Plaintiff Rebecca Mitrione subpoenaed Mason for a deposition. Mason is the former CEO of Defendant Breg Inc. Mason moves for a protective order stopping his deposition. The motion is premised on the following 'apex doctrine': '[W]hen a plaintiff seeks to depose a corporate president or other official at the highest level of corporate management, and that official moves for a protective order to prohibit the deposition, the trial court should first determine whether the plaintiff has shown good cause that the official has unique or superior personal knowledge of discoverable information. If not, . . . the trial court should issue the protective order and first require the plaintiff to obtain the necessary discovery through less-intrusive methods.' (Liberty Mutual Ins. Co. v. Superior Court (1992) 10 Cal.App.4th 1282, 1289.) The 'apex doctrine' is based, in part, on the recognition that routinely allowing such depositions would severely impede the high-level official's 'time and exigencies of his everyday business.' (See Ross v. Superior Court (2022) 77 Cal.App.5th 667, 680 [applying a similar rule to agency heads and top governmental executives].) It is unclear the extent to which the rule applies to individuals like Mason, who are retired and therefore no longer face that same threat. (See id. at p. 681 [apex doctrine applied because the deponent 'was district attorney at the time [plaintiff] sought to depose him'].) But even assuming the doctrine applies, Mitrione has met her burden. The evidence indicates that Mason has unique and superior personal knowledge related to the Polar Care 500 device, which is not available through other means of discovery. Mason argues that the Polar Care 500 device is irrelevant because Mitrione was allegedly injured by the Polar Care Glacier. But Mitrione alleges that the 500 was simply rebranded as the Glacier, and that they share the same design defect.
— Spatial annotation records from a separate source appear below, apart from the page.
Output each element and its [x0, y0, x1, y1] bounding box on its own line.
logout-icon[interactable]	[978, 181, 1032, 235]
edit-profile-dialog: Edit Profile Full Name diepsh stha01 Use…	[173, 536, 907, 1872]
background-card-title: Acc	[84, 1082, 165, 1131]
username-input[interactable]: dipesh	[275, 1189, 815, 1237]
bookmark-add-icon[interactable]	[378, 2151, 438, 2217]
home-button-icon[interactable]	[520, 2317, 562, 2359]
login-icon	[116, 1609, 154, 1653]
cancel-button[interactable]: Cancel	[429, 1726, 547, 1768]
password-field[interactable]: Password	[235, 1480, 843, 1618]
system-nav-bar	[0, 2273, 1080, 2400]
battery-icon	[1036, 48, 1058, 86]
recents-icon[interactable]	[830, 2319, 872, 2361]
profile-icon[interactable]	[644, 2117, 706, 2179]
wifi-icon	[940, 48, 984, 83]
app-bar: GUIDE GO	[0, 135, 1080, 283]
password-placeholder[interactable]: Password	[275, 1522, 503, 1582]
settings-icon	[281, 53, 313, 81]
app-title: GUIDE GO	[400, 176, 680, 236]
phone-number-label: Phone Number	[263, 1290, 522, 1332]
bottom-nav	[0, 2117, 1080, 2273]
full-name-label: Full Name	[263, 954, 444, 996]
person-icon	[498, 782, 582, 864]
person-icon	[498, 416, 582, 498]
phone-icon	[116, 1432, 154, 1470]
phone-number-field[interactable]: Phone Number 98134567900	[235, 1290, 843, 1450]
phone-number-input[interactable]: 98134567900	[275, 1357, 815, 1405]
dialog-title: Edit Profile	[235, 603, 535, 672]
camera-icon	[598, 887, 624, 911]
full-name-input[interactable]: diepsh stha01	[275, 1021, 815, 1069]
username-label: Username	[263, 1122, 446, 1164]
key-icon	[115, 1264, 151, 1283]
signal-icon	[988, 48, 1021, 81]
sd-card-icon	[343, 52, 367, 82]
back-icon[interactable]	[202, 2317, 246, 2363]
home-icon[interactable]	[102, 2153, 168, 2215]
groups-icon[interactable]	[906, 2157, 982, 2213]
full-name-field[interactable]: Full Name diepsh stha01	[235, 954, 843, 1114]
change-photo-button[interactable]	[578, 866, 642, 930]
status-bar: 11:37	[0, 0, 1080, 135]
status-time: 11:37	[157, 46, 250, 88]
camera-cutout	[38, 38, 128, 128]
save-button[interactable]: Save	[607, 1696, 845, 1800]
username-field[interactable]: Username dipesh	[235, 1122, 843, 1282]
Early on in this case, Breg itself referred to the 500 as 'the same product' as the Glacier. (ROA #14 at 7:15.) Information about the 500 is, at a minimum, reasonably calculated to lead to the discovery of admissible evidence.
(See Elsworth v. Beech Aircraft Corp. (1984) 37 Cal.3d 540, 555.) The motion for a protective order is therefore denied. Mason shall sit for a deposition on a mutually agreeable date within 30 days.